Marie-Claire a un souvenir précis de ses débuts en course à pied : « J’ai commencé à 12 ans! » Chez elle, le sport n’a pas la cote, c’est le moins qu’on puisse dire : « Mon père était contre le sport. C’était vu comme une perte de temps, du temps de moins à travailler, à faire quelque chose d’utile. »

C’est donc à l’école que Marie-Claire a pu combler, en cachette, son besoin viscéral de courir. « La course à pied sur l’heure du diner (à la polyvalente de Donnacona), c’était parfait. » Elle a rapidement démontré des aptitudes pour l’athlétisme, notamment au cross-country, encouragée par l’entraîneur scolaire à participer à des compétitions régionales puis provinciales.

Son appétit pour la course à pied se poursuit au Cegep puis à l’université. En 1981, elle participe en compagnie de quelques autres étudiants en médecine au marathon de Montréal et termine en 3h43.

Durant les dix années qui suivent, elle court de façon sporadique seulement, pour décompresser, puis arrête complètement en 1992, surchargée par son travail à Montréal.

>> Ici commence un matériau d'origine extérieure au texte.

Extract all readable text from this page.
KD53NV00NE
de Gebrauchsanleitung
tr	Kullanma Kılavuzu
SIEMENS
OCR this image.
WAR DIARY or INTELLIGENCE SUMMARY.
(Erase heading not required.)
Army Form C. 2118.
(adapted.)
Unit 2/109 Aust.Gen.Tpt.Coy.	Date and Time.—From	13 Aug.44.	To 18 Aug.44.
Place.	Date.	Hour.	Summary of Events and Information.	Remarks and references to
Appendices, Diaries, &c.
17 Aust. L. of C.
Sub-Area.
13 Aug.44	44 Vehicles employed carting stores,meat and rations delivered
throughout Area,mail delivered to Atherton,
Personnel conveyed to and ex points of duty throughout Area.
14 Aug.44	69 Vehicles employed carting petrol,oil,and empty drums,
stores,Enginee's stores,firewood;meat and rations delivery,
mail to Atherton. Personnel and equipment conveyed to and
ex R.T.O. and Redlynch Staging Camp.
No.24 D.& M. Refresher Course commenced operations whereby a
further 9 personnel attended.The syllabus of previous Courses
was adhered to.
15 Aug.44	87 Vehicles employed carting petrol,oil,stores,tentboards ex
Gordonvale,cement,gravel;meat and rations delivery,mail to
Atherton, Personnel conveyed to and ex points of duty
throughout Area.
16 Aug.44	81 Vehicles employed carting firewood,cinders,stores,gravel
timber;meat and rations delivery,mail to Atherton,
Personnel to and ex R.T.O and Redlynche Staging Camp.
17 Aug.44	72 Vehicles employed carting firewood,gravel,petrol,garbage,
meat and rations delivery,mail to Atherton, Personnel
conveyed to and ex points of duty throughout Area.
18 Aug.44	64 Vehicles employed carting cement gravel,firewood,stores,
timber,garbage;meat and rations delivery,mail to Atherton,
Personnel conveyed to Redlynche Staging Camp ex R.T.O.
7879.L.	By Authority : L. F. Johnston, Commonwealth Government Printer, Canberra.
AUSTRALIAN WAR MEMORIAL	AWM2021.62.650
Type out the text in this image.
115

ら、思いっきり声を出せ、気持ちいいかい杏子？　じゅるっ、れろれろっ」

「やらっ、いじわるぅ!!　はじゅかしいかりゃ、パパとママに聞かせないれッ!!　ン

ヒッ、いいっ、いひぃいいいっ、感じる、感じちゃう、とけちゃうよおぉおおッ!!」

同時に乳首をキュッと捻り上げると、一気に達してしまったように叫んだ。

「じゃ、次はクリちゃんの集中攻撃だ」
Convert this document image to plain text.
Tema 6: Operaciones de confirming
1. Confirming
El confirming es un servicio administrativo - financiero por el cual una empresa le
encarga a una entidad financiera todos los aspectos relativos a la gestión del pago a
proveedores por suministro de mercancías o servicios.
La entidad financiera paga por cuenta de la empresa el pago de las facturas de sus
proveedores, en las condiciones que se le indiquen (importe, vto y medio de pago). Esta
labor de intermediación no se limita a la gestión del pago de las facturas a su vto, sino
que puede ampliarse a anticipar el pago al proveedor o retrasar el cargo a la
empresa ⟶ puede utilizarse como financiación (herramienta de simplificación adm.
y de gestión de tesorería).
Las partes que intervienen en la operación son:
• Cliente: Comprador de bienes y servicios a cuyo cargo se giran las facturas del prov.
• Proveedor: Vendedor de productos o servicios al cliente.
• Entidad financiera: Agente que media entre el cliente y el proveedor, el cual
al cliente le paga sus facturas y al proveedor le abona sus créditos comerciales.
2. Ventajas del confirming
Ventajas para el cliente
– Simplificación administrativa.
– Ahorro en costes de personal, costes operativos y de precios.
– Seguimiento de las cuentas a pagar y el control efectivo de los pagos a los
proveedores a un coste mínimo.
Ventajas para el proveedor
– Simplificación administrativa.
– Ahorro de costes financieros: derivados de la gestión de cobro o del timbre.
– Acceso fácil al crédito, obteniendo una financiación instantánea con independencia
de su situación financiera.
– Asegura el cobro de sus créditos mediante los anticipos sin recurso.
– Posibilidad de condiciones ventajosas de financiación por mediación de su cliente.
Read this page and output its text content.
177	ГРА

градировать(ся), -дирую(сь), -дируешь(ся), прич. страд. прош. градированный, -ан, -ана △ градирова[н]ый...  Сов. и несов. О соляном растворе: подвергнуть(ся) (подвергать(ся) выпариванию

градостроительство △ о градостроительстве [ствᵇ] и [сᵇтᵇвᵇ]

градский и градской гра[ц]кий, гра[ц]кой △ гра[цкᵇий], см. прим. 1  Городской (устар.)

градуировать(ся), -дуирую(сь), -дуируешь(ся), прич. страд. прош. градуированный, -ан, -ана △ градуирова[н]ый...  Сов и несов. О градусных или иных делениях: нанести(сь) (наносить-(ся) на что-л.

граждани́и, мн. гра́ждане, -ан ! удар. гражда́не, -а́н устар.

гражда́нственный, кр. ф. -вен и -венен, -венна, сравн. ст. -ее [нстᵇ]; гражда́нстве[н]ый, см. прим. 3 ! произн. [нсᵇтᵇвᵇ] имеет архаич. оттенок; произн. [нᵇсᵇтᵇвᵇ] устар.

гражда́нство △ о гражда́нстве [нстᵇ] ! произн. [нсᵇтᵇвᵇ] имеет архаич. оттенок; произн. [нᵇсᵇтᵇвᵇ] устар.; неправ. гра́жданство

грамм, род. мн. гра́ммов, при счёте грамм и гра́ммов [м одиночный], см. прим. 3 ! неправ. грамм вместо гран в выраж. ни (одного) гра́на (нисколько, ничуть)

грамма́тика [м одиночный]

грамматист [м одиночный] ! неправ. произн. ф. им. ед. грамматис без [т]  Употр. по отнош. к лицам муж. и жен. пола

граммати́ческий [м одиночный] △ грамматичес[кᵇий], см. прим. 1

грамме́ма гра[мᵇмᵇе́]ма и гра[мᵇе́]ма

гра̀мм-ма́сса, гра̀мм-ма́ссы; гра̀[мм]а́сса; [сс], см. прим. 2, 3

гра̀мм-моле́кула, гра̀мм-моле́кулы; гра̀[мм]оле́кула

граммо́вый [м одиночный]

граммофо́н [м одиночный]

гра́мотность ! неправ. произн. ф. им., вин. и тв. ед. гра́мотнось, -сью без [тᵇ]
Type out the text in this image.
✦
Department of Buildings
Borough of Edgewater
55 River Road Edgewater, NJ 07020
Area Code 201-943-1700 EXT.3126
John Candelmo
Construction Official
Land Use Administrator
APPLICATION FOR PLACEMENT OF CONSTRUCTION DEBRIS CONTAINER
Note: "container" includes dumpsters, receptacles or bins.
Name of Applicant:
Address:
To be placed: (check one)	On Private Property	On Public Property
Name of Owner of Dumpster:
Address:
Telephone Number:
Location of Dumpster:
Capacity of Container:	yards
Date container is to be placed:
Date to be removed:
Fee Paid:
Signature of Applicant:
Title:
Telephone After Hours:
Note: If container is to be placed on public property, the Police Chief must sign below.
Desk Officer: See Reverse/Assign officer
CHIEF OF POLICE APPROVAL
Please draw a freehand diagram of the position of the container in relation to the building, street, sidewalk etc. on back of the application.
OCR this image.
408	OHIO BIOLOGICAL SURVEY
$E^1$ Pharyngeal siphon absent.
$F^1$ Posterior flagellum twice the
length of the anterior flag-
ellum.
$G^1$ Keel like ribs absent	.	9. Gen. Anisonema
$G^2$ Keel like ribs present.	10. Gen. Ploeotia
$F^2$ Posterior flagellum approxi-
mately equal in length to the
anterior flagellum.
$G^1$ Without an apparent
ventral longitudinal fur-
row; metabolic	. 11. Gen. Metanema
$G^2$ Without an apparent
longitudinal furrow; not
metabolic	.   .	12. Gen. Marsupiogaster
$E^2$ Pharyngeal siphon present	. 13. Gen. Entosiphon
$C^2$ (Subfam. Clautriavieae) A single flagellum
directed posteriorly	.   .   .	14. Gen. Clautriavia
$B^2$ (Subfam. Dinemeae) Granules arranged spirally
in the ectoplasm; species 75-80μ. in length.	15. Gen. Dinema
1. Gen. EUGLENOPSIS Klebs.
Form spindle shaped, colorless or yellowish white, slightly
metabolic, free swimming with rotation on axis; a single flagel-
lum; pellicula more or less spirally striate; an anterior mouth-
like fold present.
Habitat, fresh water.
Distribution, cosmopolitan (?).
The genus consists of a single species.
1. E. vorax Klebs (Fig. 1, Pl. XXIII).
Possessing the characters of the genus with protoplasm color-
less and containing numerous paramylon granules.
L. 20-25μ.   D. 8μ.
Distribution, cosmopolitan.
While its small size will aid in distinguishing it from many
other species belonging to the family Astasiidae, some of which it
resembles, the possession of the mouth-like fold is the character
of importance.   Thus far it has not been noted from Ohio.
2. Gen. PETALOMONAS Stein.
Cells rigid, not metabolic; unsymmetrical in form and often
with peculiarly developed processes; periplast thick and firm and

Au tournant des années 2000, après une réorientation de carrière vers un autre domaine médical moins prenant (endocrinologie) et un déménagement à Québec, elle recommence à courir. Elle participe à son premier demi-marathon à Québec en 2002, au terme d’un entraînement solitaire.

Désireuse de joindre les rangs d’un club de course à pied et éventuellement de courir un autre marathon, elle « magasine » un club de course. Elle va d’abord voir Jacques Mainguy : « Êtes-vous une débutante, madame? », lui demande Jacques. Marie-Claire ne sait pas trop quoi répondre et lui dit qu’elle vient de faire 1h58 sur demi-marathon : « Moi, j’étais ben contente de mon temps, mais pas lui! » Elle rencontre ensuite un représentant du club de Richard Chouinard (Université Laval) à un kiosque : « Le gars de Chouinard au kiosque n’était pas fin, il me regardait de haut (NDLD : ce que Jacques, à son avantage, ne peut pas faire …) et pour lui, j’étais une imbécile. Alors je me suis dit, entre un club d’imbéciles et un club de débutants, j’aime autant un club de débutants! »

Son objectif initial est de se qualifier et de participer au marathon de Boston, ce qu’elle fera à trois reprises par la suite. Lors de sa deuxième participation en 2008, Marie-Claire vit un moment très particulier. Au départ, elle est en compagnie de deux autres membres de LF, Diane Breton et Luc Lemire (le doc) : ils veulent courir ensemble. Marie-Claire franchit la ligne d’arrivée quelques secondes après Diane et Luc qui l’accueillent à bras ouverts. Le lendemain, Marie-Claire a la surprise de sa vie en ouvrant le Boston Herald : elle voit une photo d’elle en gros plan, enlacée par Diane et Luc, avec leurs vêtements aux couleurs de LF (voir photo). Sous la photo est inscrit : « Marie-Claire Denis from Quebec City is being greeted by her runner mates. »

Ils achètent tous les journaux non encore vendus au dépanneur du coin. De retour à Québec, Marie-Claire en offre un à Jacques. Elle en offre un également à son père qui la félicite avec sincérité : « Je suis fière de toi! »  C’est la première fois depuis que Marie-Claire fait de la course à pied que son père la félicite : « Je me suis senti comme la petite fille qui enfin, après 30 ans, reçoit l’approbation de son père pour faire de la course à pied. »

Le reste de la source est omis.